Court Opinion

ID: 8643869
Source: CourtListenerOpinion
Date Created: 2022-11-24 20:17:49.825566+00
Date Added: 2024-06-11T16:56:12.779246
License: Public Domain

EVERETT, Chief Judge
(concurring):
I concur with the principal opinion that (a) Captain Duncan’s extensive involvement in the investigation disqualified him to serve as a neutral and detached magistrate for purposes of authorizing a search or a seizure and (b) there was a lawful search incident to apprehension of appellant.1 I find nothing in the principal opinion which is at odds with the sound observation of Judge Cook that disqualification of Captain Duncan would not require a disqualification of Captain Huffman, who had not participated in the investigation.
In my view the search here could also be upheld as a permissible warrantless search of an automobile pursuant to Chambers v. Maroney, 399 U.S. 42, 90 S.Ct. 1975, 26 L.Ed.2d 419 (1970), and Carroll v. United States, 267 U.S. 132, 45 S.Ct. 280, 69 L.Ed. 543 (1925).

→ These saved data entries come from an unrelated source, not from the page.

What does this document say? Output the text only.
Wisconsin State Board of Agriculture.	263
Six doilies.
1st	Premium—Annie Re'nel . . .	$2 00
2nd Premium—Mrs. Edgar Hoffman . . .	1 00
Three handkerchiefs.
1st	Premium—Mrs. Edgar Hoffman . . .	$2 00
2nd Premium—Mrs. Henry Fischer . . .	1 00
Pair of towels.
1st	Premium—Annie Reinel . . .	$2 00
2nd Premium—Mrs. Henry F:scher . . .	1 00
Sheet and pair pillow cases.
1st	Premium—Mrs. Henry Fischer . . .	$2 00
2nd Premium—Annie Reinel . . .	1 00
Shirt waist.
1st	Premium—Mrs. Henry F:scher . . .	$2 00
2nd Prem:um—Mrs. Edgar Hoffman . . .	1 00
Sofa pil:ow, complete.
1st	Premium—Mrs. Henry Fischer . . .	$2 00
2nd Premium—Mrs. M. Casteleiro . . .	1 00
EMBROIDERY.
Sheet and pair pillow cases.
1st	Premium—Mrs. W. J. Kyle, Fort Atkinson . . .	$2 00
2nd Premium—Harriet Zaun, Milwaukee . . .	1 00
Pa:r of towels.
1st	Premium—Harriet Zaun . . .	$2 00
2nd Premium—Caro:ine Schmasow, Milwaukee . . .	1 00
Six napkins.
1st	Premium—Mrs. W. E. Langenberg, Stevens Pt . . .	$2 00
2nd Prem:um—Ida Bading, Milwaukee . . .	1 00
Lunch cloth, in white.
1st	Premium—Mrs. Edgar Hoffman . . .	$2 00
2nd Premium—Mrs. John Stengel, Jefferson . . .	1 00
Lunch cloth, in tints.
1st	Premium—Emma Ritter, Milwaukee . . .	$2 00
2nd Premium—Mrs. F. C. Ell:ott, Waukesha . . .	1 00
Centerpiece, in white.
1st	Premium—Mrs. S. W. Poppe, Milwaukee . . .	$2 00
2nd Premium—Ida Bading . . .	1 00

. In discussing the appellant’s apprehension and the search incident thereto, the principal opinion seems to blur the distinction between “apprehension” under Article 7 of the Uniform Code of Military Justice, 10 U.S.C. § 807, and “arrest” under Article 9 of the Code, 10 U.S.C. § 809. The latter is a unique term of art in military law, while the former is the military counterpart to civilian “arrest”.